Commons or Fragments?
This lecture, instead of seeking to identify future commons with any material or immaterial being as the beginning of politics, attempts to ask, what if such future commons, in so far as it is not yet and probably will never be, what kind of politics can be opened up. In juxtaposition to the commons, it proposes to reflect on this question through its opposite, fragments.The talk will be conducted in English, with English to Cantonese simultaneous interpretation.
Summer Institute is a two-week programme of student seminars and distinguished lectures aiming to address the ways in which urgent philosophical issues apply pressure to contemporary cultural production.

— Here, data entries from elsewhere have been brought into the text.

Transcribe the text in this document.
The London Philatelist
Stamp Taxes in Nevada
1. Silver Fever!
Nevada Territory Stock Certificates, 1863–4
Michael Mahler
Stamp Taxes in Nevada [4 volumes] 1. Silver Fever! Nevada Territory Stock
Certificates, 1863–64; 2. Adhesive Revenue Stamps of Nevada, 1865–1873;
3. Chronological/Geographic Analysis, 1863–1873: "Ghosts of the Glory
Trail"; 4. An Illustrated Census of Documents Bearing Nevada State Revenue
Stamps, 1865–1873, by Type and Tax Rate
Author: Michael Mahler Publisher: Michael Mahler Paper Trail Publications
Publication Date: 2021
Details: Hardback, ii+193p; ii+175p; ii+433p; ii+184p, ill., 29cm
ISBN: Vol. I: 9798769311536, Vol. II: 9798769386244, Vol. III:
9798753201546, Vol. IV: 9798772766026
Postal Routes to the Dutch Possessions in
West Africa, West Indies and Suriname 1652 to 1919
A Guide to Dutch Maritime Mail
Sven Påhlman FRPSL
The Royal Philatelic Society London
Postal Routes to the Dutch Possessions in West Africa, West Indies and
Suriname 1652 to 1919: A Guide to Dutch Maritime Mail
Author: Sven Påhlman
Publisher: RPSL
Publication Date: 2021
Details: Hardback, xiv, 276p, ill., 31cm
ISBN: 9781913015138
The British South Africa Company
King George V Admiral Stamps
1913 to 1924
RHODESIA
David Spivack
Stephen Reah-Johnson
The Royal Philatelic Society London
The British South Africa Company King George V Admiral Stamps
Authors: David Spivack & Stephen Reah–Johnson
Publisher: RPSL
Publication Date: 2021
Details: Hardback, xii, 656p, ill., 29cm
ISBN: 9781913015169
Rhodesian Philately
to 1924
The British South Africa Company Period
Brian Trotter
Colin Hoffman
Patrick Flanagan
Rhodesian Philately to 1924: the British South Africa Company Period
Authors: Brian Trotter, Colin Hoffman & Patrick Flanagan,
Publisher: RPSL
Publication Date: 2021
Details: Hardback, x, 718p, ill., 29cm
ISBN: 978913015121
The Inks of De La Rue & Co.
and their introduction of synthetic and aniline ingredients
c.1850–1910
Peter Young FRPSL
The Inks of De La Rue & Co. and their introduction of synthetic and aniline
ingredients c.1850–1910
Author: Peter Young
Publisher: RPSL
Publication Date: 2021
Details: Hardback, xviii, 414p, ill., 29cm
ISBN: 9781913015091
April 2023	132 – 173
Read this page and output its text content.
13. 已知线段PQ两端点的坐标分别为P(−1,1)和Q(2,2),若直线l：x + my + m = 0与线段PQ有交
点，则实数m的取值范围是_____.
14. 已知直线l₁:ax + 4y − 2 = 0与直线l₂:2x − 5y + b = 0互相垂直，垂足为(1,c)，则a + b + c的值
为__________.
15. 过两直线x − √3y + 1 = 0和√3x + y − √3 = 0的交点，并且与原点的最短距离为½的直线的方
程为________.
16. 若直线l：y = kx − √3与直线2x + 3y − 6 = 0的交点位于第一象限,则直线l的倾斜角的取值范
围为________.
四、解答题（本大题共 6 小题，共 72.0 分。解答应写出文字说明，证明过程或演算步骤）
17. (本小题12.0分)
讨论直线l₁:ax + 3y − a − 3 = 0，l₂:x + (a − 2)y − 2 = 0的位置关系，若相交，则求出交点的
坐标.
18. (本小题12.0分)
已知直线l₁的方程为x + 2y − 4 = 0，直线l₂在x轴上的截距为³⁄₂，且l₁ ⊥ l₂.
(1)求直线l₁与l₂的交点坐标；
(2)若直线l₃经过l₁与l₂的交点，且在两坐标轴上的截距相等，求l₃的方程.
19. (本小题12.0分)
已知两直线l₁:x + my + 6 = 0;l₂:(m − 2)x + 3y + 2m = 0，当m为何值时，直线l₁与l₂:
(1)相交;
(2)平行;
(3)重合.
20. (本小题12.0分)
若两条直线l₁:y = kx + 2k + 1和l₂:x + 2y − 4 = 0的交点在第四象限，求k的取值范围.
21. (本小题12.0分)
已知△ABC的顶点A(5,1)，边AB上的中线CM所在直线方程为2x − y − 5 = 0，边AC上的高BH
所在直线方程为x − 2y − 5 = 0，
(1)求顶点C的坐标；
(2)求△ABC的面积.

Derived from the belief that common resources such as air, water, a habitable earth, and current resources such as technology and medicine belong to everyone, “Future Commons” is the speculative exploration of how communities are able to determine customs of life within sustainable means.
Yuk Hui
Yuk HUI is a philosopher, currently a Visiting Associate Professor at the School of Creative Media of the City University of Hong Kong. Since 2012, Hui has been teaching philosophy at the Institute for Philosophy at the Leuphana University in Germany and at the China Academy of Art in Hangzhou. He is also a researcher of the Centre international des études Simondonienne in Paris, visiting faculty of the Strelka Institute for Media, Architecture and Design in Moscow. He has published on philosophy of technology and media in periodicals such as Research in Phenomenology, Metaphilosophy, Theory Culture and Society, Parrhesia, Angelaki, Cahiers Simondon, Deleuze Studies, Intellectica, Krisis, Implications Philosophiques, Jahrbuch Technikphilosophie, Techné, among others. He is contributing editor of 30 Years after Les Immatériaux: Art, Science and Theory (2015), and author of On the Existence of Digital Objects (prefaced by Bernard Stiegler, University of Minnesota Press, March 2016), The Question Concerning Technology in China. An Essay in Cosmotechnics(Urbanomic, December 2016), Recursivity and Contingency (prefaced by Howard Caygill, Rowman and Littlefield International, March 2019).